Researchers collaborating among a number of French institutions have developed and validated a novel gene-expression signature that classifies colon cancers into six distinct molecular subtypes with different pathological characteristics and varying prognoses.
If the group can further validate the finding — published in PLOS Medicine this week — the classifier could be useful in predicting which patients are more likely to suffer recurrence after curative surgery for localized cancer and as a tool to inform more personalized treatment.
"The biological relevance of these subtypes is illustrated by significant differences in prognosis [and] this analysis provides possibilities for improving prognostic models and therapeutic strategies," the authors wrote.
According to the study authors, pathological staging is currently the only prognostic tool used in clinical practice to determine which patients should receive adjuvant chemotherapy. And while gene-expression studies have yielded potentially useful signatures before, these have been "poorly reproducible."
The researchers wrote that the new classifier is the first "robust transcriptome-based classification of [colon cancer] that improves current disease stratification based on clinicopathological variables and common DNA markers," like BRAF and KRAS mutations.
The team also compared the new classifier's prognostic ability to both Agendia's Coloprint, and Genomic Health's Oncotype DX Colon Cancer assays, finding that the new classifier added prognostic information that remained significant over the Oncotype DX recurrence score, while a modified version of the Coloprint signature was not prognostic at all in the research cohort.
In the study, the authors described the identification of the new subtypes based on genome-wide transcriptome analysis using microarrays, and the refinement and retrospective validation of the classifier, spanning 57 genes, in a discovery cohort of 443 patient samples and a validation cohort of 123 samples.
The group also validated the signature in a second cohort of 906 samples from seven public datasets, the authors wrote.
The researchers distinguished the six subtypes in the new classification scheme based on the predominant biological characteristics of each type— a deficient mismatch repair subtype, a KRAS mutant subtype, a cancer stem cell subtype, and three subtypes characterized by chromosomal instability with differing pathway dysregulation.
Restricting analysis to patients with stage II and III tumors who could most benefit from more reliable prognostic testing, the researchers first looked at prognosis in the discovery set and found that the subtypes differed in prognosis, based on a measure of relapse-free survival, but not significantly so — two of the groups had relatively poorer outcomes compared to the other four.
In the validation set, this prognostic difference was more pronounced, becoming statistically significant.

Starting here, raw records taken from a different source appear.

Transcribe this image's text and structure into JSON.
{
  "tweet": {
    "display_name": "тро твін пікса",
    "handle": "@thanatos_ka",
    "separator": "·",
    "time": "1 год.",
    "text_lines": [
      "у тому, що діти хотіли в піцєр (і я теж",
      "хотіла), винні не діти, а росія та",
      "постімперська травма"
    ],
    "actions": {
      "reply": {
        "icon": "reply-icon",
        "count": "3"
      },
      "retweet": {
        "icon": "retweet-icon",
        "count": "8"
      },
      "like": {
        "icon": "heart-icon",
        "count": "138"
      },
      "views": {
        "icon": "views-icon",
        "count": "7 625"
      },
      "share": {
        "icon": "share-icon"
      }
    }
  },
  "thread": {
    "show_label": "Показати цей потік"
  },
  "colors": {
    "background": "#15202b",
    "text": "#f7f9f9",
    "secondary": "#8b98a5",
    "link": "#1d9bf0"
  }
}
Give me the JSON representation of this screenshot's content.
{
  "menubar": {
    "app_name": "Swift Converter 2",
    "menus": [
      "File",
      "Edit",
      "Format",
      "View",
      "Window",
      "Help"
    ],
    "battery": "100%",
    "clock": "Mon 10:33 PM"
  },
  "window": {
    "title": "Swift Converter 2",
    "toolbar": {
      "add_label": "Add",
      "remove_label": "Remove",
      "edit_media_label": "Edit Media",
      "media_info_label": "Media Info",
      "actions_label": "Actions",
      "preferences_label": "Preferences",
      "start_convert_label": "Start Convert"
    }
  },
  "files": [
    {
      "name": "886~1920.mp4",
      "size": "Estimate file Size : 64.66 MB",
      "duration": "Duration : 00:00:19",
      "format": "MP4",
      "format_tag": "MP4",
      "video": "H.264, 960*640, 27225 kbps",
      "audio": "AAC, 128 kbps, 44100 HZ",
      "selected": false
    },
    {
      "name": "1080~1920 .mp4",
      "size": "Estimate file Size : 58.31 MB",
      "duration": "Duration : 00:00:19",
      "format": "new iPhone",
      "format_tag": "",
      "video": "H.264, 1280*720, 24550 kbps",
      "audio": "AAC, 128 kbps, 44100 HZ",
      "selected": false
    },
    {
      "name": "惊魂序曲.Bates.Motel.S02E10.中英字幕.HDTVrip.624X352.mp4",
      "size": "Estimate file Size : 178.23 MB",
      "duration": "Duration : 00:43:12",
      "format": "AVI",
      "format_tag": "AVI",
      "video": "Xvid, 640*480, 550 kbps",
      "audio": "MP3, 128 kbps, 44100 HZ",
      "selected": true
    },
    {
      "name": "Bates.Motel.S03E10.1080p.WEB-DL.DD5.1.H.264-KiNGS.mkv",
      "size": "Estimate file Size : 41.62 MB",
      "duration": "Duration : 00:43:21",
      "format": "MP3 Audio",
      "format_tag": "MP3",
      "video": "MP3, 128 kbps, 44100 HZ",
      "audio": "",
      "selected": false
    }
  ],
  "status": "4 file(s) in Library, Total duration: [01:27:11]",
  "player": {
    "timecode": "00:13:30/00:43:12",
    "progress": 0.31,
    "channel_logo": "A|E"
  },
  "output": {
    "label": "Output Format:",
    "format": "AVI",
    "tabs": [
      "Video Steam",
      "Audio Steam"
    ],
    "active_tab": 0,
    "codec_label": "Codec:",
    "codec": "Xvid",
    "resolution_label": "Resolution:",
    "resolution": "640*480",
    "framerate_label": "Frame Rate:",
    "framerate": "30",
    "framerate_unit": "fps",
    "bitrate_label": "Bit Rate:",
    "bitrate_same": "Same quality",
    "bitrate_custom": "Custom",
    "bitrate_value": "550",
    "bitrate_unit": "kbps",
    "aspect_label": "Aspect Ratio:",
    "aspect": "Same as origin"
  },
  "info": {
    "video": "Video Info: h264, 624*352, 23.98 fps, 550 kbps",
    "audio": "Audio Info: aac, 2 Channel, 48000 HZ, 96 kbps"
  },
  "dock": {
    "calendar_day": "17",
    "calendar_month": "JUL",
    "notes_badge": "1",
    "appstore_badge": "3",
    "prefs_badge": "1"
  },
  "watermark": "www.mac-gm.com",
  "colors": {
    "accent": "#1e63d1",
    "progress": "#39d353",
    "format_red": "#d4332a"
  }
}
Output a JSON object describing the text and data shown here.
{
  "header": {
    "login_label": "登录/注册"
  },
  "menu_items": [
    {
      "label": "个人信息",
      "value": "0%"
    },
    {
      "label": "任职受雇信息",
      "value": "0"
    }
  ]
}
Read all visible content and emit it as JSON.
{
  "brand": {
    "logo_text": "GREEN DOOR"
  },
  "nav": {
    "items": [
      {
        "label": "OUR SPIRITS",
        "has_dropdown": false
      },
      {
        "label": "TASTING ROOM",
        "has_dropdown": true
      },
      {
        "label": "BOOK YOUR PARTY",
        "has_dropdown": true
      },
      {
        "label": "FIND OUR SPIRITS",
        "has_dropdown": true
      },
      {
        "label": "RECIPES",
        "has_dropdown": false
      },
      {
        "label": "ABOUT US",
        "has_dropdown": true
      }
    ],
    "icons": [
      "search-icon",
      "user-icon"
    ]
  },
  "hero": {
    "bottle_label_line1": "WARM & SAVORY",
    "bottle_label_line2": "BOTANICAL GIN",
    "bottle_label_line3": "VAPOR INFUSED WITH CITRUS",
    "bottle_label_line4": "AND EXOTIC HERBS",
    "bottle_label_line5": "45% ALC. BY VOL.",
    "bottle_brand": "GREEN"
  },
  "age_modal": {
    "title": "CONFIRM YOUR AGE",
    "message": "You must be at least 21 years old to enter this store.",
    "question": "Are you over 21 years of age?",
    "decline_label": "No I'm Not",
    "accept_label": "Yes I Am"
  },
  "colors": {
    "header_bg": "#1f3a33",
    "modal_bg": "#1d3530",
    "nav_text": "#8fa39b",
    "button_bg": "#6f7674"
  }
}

The researchers then combined the two high-risk subtypes (C4 and C6) and four lower-risk subtypes (Subtypes C1,2, 3, and 5) to create a binary classification system. According to the authors, this led to an even stronger association with relapse-free survival in both the discovery and validation sets and in the entire cohort combined.
The binary classification remained an independent prognostic factor in multivariate analysis, and common DNA alterations were added to the group's model, the authors wrote.
The researchers also compared the prognostic ability of the new classifier against two emerging prognostic tools for colon cancer— Agendia's Coloprint, and Genomic Health's Oncotype DX Colon Cancer.
Genomic Health recently published data from the second retrospective validation of its Oncotype DX colon test, showing that the test's recurrence score was the strongest predictor of disease recurrence independent of other factors, such as stage, mismatch repair status, number of nodes examined, tumor grade, and lymphovascular invasion, in a set of 690 samples (PGx Reporter 4/17/2013)
According to the French researchers, two of the six subtypes in their new classifier were independently associated with shorter relapse-free survival, even after adjusting for biological variable like age, sex, and tumor stage, as well as the prognostic classification given by Oncotype DX.
The Oncotype DX score had prognostic value in both the group's discovery and validation cohorts, the authors wrote. However, the score was not prognostic for all the new subtypes. Both the new classifier and Oncotype DX remained independently prognostic, together with TNM staging.
The researchers also tried to measure the new classifier against a recreation of Coloprint, using available probe sets corresponding to 17 of the assay's 18 target genes. According to the authors, this 17-gene expression signature showed no prognostic value in the group's cohort.
According to the French group, their results with the new classifier have some caveats. The researchers did not include tumor grade or number of nodes examined in their multivariate analysis because this information was not available for all samples in the cohort.
The team believes it will be necessary to follow up and confirm the study results with further validation, ideally with large, prospective patient cohorts.